Recuerdo que en una ocasión Bolívar se molestó con el general ecuatoriano José Joaquín Olmedo porque éste exageró sobre su persona en su famoso Canto a Junín. Se molestó de una manera muy decorosa, es cierto, pero le insinuó a Olmedo en una carta que aquello de estar comparándolo con los dioses del Olimpo griego era demasiado, y hasta lo mandó a leer de nuevo a Homero. A mí me dio vergüenza ajena cuando me enteré de aquello, pues el general Olmedo es todo un caballero y estoy seguro de que no lo hizo por adular a Bolívar, sino para enaltecer la poesía de la Independencia. Pero Bolívar en esos días estaba acompañado en el Perú por don Simón Rodríguez, su maestro de la infancia y doctor en cosas literarias, y una de las lenguas más viperinas que han pasado por América en todos los tiempos. Se ve la mano de don Simón en esas cartas de Bolívar a Olmedo, se ve su estilo irónico y sangriento. Yo respeto mucho al maestro del Libertador y creo en sus capacidades creadoras e inventivas, pero hay que admitir que ya está un poco chiflado (2012: 59).

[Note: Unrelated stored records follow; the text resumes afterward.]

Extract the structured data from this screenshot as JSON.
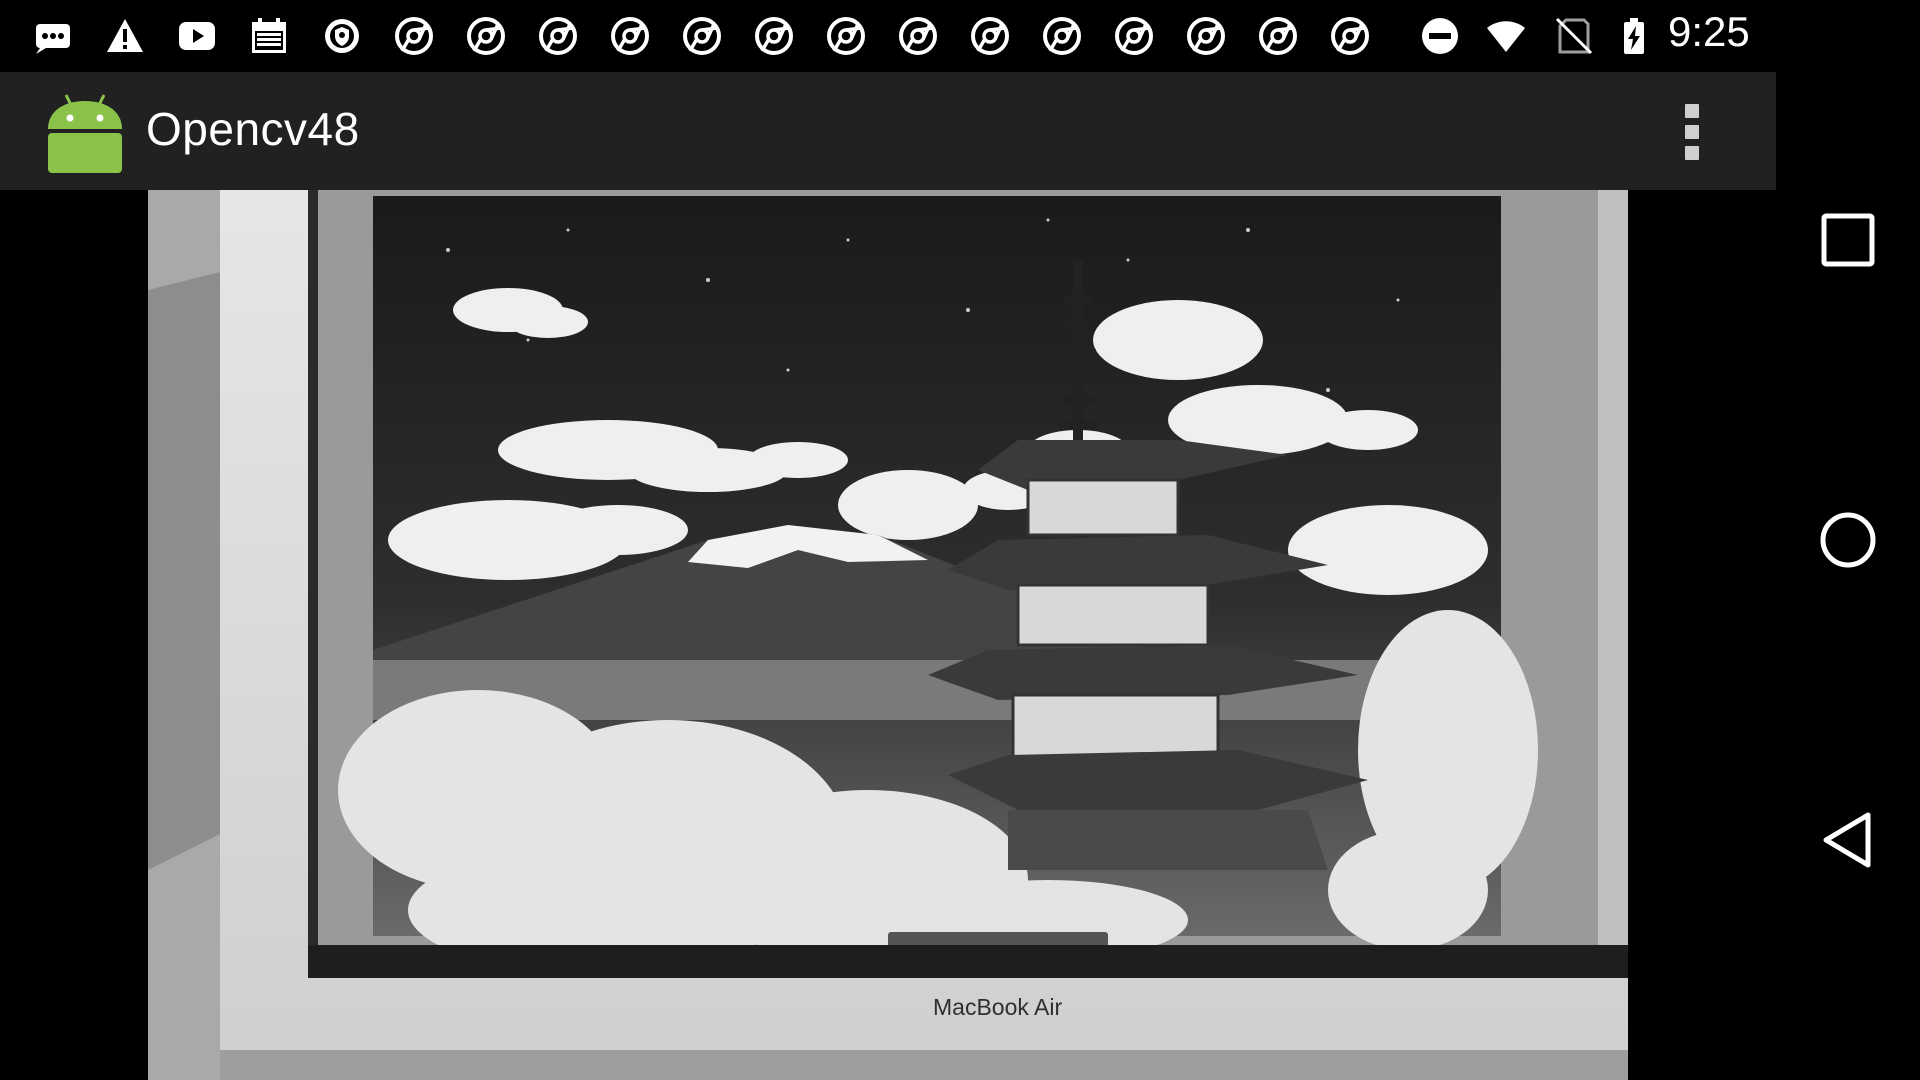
{
  "status_bar": {
    "time": "9:25",
    "notification_icons": [
      "more-notifications-icon",
      "warning-icon",
      "youtube-icon",
      "calendar-icon",
      "vpn-shield-icon",
      "chrome-icon",
      "chrome-icon",
      "chrome-icon",
      "chrome-icon",
      "chrome-icon",
      "chrome-icon",
      "chrome-icon",
      "chrome-icon",
      "chrome-icon",
      "chrome-icon",
      "chrome-icon",
      "chrome-icon",
      "chrome-icon",
      "chrome-icon"
    ],
    "system_icons": [
      "do-not-disturb-icon",
      "wifi-icon",
      "no-sim-icon",
      "battery-charging-icon"
    ]
  },
  "action_bar": {
    "title": "Opencv48",
    "app_icon": "android-robot-icon",
    "overflow_icon": "overflow-menu-icon"
  },
  "camera_preview": {
    "laptop_label": "MacBook Air",
    "mode": "grayscale"
  },
  "nav_bar": {
    "buttons": [
      "recent-apps-icon",
      "home-icon",
      "back-icon"
    ]
  },
  "colors": {
    "status_bar_bg": "#000000",
    "action_bar_bg": "#212121",
    "android_green": "#8BC34A",
    "icon_white": "#ffffff"
  }
}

Como puede colegirse, Sueños y guerras es una novela de tonalidades insospechadas, aunque prevalezca en ella el acento más trascendente. Por su tema y propósitos no podía ser de otra forma, pero es rica en matices, tantos como para querer releerla poco después de concluir su lectura. Y ya que trascribí ese pasaje, podrán, por su escritura, tener una idea de la difícil sencillez del estilo de la obra, de la fineza de su voz relatora, de su depurado discurso y de la complejidad técnica alcanzada, como puede ser el haber erigido una omnisciencia otra a partir de la enunciación protagónica, es decir, desde la focalización del yo, de un yo que, además, tiene la capacidad de originar constantemente una orquestación polifónica. ¿Es esto una contradicción? No, más bien todo lo contrario: un formidable acierto narrativo. Sin constituir un recurso nuevo en el quehacer literario latinoamericano, sí sobresale por ser una ingeniosa y primordial solución para alcanzar los fines deseados. Los lectores, en el sosiego de su hogar, encontrarán por qué.